Most of AI and IoT projects are going to fail

Andrey Lovygin, Head of International Business of ZYFRA has commented the following opinion on implementation of digital solutions to industry.

While digital solutions implementation promises industries great benefit, it’s important to remember that there will first be more failures than successes, but those failures are for good.

Driven by a fear of missing out, companies in many industries have announced AI and IoT-focused initiatives. Recent research from McKinsey Global Institute found that 45% of work activities could potentially be automated by today’s technologies, and 80% of that is enabled by machine learning. According to the EY report, robotic process automation (RPA) and advanced analytics are expected to have the most significant impact on the industry over the next five years.

 70% industrial company executives say they plan to adopt IIoT in the next 18 months. Unfortunately, most of these efforts will fail. They will fail not because AI or IoT technology is all hype, but because companies are approaching digital-driven innovation incorrectly. We’ve seen this in a time of dotcom.

 Equally important, AI and IoT are not just technology, but include data, security, user experience, and business/business model elements. A company going digital has a lot of decisions to make, of which technology is just one component. Early AI pilots are unlikely to produce the dramatic results that technology enthusiasts predict. Companies from sectors such as manufacturing and health care (IBM Watson’s fail is an example) have captured less than 30% of the potential from their data and analytics investments.

 By now in Oil and Gas sector it’s about 5-10% efficiency increase, for metallurgy 3-5%. Those who started investing in AI and IoT projects accounting for fast returns are rather fail or get just point of percent in production cost decrease. It is long-term projects, one might go beyond point of optimization, to rethinking end-to-end processes, which is the area in which companies are likely to see the greatest impact.

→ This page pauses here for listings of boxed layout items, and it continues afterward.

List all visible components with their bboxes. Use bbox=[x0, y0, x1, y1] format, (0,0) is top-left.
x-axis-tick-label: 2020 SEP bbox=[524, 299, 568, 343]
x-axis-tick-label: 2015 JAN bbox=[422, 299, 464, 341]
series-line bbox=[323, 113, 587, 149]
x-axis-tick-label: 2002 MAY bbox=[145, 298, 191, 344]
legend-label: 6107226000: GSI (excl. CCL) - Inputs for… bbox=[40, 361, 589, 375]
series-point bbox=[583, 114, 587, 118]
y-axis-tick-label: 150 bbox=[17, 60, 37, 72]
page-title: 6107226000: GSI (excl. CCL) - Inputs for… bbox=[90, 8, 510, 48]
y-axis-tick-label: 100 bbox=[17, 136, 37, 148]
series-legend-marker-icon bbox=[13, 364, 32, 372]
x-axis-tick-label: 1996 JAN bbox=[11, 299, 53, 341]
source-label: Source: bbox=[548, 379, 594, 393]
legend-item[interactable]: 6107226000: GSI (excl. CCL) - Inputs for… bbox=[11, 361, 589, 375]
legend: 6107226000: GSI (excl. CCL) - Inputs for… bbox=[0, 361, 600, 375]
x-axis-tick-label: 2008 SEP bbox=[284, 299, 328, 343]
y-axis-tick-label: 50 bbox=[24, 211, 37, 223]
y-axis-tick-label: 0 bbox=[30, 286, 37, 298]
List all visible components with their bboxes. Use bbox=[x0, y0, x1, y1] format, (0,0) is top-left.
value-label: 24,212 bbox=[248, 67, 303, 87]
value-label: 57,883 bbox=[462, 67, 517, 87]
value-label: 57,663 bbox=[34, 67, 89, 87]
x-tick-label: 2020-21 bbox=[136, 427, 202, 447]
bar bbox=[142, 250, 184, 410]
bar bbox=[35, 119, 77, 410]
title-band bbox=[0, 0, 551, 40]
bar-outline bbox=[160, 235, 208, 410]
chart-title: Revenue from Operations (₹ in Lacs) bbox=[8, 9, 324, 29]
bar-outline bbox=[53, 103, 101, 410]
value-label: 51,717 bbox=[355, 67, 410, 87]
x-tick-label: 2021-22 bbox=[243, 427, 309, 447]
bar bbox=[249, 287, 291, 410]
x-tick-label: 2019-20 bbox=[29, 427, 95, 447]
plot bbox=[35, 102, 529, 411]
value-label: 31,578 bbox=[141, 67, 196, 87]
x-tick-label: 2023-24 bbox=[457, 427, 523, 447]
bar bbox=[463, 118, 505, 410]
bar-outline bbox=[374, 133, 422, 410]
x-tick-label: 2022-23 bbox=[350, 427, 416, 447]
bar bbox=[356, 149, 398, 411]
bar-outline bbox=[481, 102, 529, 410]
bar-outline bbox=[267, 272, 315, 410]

 What is the most rational at the moment is collecting valuable and useful data. No matter how good your models are, they are only as good as your data – and quality of data, where there is no globally recognized standard yet, differs a lot. So, the first step in digitalization process for manufacturers all over the globe should be implementation of real-time machine monitoring and manufacturing data collection (MDC) system with hundreds of customizable reports and charts that can be used to track jobs, parts, operations, work centers, OEE, scrap, costs, downtime and people. That is the first step towards industry 4.0.

 According to Market Research Future research microgrid monitoring market is expected to expand at ~ 12.05% CAGR during the period 2018 to 2023. The human-machine interface (HMI) market is projected to grow at a CAGR of 8.33% over the forecast period of 2017-2023. By industry vertical, the global human machine interface market has been segmented as manufacturing, automotive, oil & gas, utilities, and healthcare among others.

 Mitsubishi Electric Corporation, Omron Corporation, Rockwell Automation, Zyfra Group, – all are headed this direction. And this one is a good way to avoid a greater number of failures when starting automation process.